Stellantis is a little late to the global electric vehicle party, but on Thursday it pledged to catch up and pass its competitors
DETROIT — Stellantis is a little late to the global electric vehicle party, but on Thursday it pledged to catch up and pass its competitors.
It also will have three electric drive modules to power all of its vehicles, and Stellantis will take advantage of its scale to reduce electric vehicle costs. The company expects to reduce battery costs by more than 40% from 2020 to 2024 with two new battery chemistries. It plans to introduce solid-state battery technology by 2026 that can store more energy than current versions.
Tavares says Stellantis will spend no less than 30 billion euros ($35.6 billion) over the next five years on EVs. It will build five battery factories in the U.S. and Europe. By 2030, 70% European sales and 40% of U.S. sales will be full electric or plug-ins. he said.

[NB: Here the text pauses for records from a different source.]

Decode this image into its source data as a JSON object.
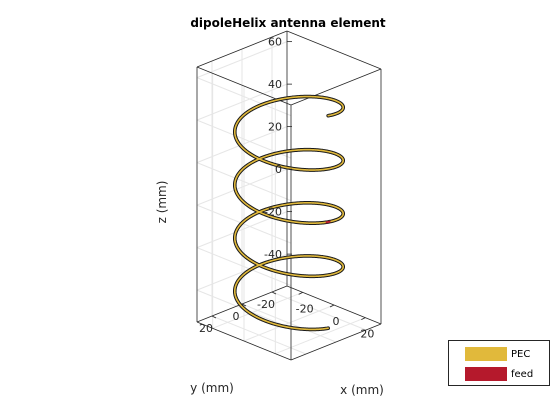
{
  "chart_data": {
    "type": "line",
    "title": "dipoleHelix antenna element",
    "xlabel": "x (mm)",
    "ylabel": "y (mm)",
    "zlabel": "z (mm)",
    "xlim": [
      -30,
      30
    ],
    "ylim": [
      -30,
      30
    ],
    "zlim": [
      -55,
      65
    ],
    "xticks": [
      -20,
      0,
      20
    ],
    "yticks": [
      -20,
      0,
      20
    ],
    "zticks": [
      -40,
      -20,
      0,
      20,
      40,
      60
    ],
    "grid": true,
    "helix": {
      "radius_mm": 25,
      "turns": 4,
      "z_start_mm": -50,
      "z_end_mm": 50
    },
    "series": [
      {
        "name": "PEC",
        "color": "#e1b93b"
      },
      {
        "name": "feed",
        "color": "#b5192c"
      }
    ],
    "legend_position": "bottom-right"
  }
}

“We are already in the race,” Tavares said during a 2 1/2 hour electric vehicle day presentation via a transatlantic webcast on Thursday. “We are on a rolling start and we are now accelerating full speed.”
This year, he said the company will have between 30 and 40 battery electric and plug-in hybrid vehicles for sale globally through all 14 of its brands. The bulk are in Europe, and at present there are no fully electric vehicles for sale in the U.S., the world’s second-largest market.

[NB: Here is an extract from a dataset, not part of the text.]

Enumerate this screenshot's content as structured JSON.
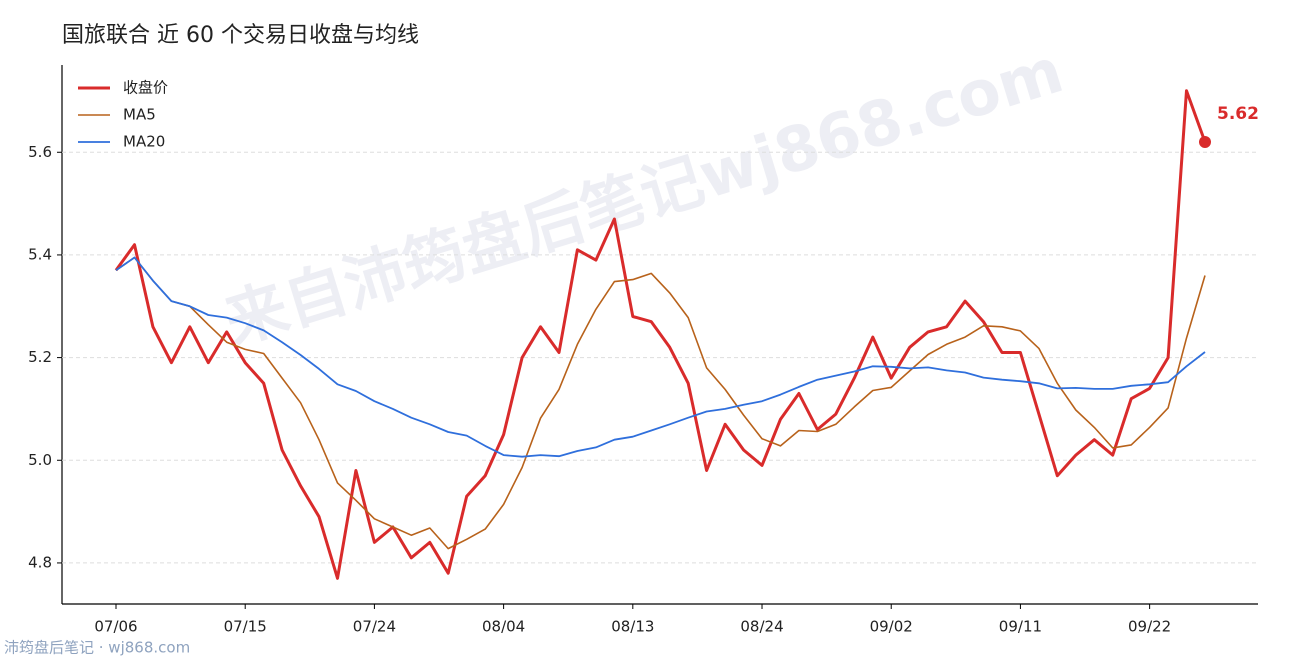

Of the fully electric and hybrid vehicles, no fewer than 80% of them will run on batteries alone, Tavares said.
Stellantis says the Opel brand will go fully electric in Europe by 2028, with 100% of its vehicles in China being electric. It will bring back the Manta sports car with a fully electric version by the middle of the decade.
Tavares said Stellantis would convert plants that now build internal combustion engines and transmissions into battery cell factories. Of the five battery plants, three will be in Europe, including conversion of the Tremoli plant in Italy.
The company said its pretax operating profit margin for the first six months of this year would exceed previous guidance of 5.5% to 7.5%, due to higher prices for vehicles and despite lower sales from production cuts. Stellantis and nearly all major global automakers have had to trim production due to a shortage of computer chips. It also expects negative cash flow in the first half due to capital spending and lower production.
Tavares expects sustained double-digit operating profit margins around 2026 and says synergies should bring electric vehicle costs down to those of internal combustion vehicles, even without government incentives.